His current list includes: Michel Legrand's Legrand Jazz; Herbie Hancock's Gershwin's World; Frank Sinatra's In the Wee Small Hours; Miles Davis' Ballads; Don Still Loves Midge; Joe Henderson's So Near, So Far; Shirley Horn's You're My Thrill and Gene Roland's collection The Band That Never Was. For the desert island, "anything by Bird."

On his classical list: Barber's "Adagio for Strings," Schoenberg's "Transfigured Night," the two piano concertos by Ravel, Debussy's "La Mer," Holst's "The Planets," Shostakovich's "Fifth Symphony," Stravinsky's "The Firebird" and David Diamond's "Symphony no. 3." For that fabled desert island (hope there's a Bose available): the two "Daphnis and Chloe" suites by Ravel.

Gearbox

"I have a new plaything here, put out by SuperScope/Marantz Professional. Officially it's called SuperScope Compact Disc Digital Audio CD-RW Playback. All I know is it enables me to take any tune and slow it down as far as half speed, or take it up to double time and not change the pitch.
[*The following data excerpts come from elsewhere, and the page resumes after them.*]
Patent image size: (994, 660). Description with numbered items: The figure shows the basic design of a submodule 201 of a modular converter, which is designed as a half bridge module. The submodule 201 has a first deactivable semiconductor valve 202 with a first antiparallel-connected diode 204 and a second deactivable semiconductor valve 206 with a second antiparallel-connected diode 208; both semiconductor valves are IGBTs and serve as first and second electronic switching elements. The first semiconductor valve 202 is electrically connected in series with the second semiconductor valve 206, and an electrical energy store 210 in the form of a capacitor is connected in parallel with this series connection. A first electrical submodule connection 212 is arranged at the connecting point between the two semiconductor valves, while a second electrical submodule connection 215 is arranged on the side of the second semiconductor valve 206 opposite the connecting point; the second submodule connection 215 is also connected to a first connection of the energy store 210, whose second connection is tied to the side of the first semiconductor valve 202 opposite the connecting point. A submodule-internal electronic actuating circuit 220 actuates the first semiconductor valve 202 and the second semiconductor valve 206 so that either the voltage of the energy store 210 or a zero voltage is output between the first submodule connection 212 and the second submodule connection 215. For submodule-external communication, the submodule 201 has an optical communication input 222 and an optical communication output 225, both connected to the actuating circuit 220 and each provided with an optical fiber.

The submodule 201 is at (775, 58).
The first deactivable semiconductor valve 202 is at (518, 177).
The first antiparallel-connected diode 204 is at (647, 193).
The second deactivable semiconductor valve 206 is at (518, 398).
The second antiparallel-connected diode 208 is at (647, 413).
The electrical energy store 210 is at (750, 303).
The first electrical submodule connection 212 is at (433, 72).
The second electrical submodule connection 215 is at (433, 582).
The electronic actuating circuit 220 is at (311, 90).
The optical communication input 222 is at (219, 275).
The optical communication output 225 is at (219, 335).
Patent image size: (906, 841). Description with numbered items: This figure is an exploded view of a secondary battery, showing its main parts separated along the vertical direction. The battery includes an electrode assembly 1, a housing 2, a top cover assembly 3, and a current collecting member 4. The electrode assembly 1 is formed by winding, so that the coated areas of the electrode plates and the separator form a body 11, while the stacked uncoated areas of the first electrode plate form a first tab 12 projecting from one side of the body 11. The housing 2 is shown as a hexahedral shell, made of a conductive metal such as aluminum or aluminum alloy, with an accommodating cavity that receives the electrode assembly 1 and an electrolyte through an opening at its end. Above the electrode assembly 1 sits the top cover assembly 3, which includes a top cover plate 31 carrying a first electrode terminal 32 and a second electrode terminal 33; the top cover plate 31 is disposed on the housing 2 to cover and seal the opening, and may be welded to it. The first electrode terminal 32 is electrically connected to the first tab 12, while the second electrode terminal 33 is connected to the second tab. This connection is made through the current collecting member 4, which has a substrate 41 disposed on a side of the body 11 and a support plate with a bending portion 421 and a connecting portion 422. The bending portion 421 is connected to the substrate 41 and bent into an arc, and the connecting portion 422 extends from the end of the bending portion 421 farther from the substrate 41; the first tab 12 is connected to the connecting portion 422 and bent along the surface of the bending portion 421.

Consequently, a line that's really bothering me-and sometimes it's one I wrote myself, sometimes so difficult that Jonathan Pugh, my cornet player, can't play it. But with this thing, I can and he can. Another feature is the 'A-B Loop': it lets me repeat certain lines over and over again, for the rest of my life, if necessary. Indispensable for transcribing.

Lanphere also luxuriates in his Bose radio, with CD player. Its "audio wavelength" really fills his studio.

As for horns, "I started out with Selmer tenors and altos, then switched to King Super 20, but for the past 15 years I've played soprano, alto and tenor saxes made by Yanagisawa exclusively. That's a company that began in Japan around 1890 and all they make are saxes, from the sopranino down to the big bass sax. As for reeds, I use only Fibracell."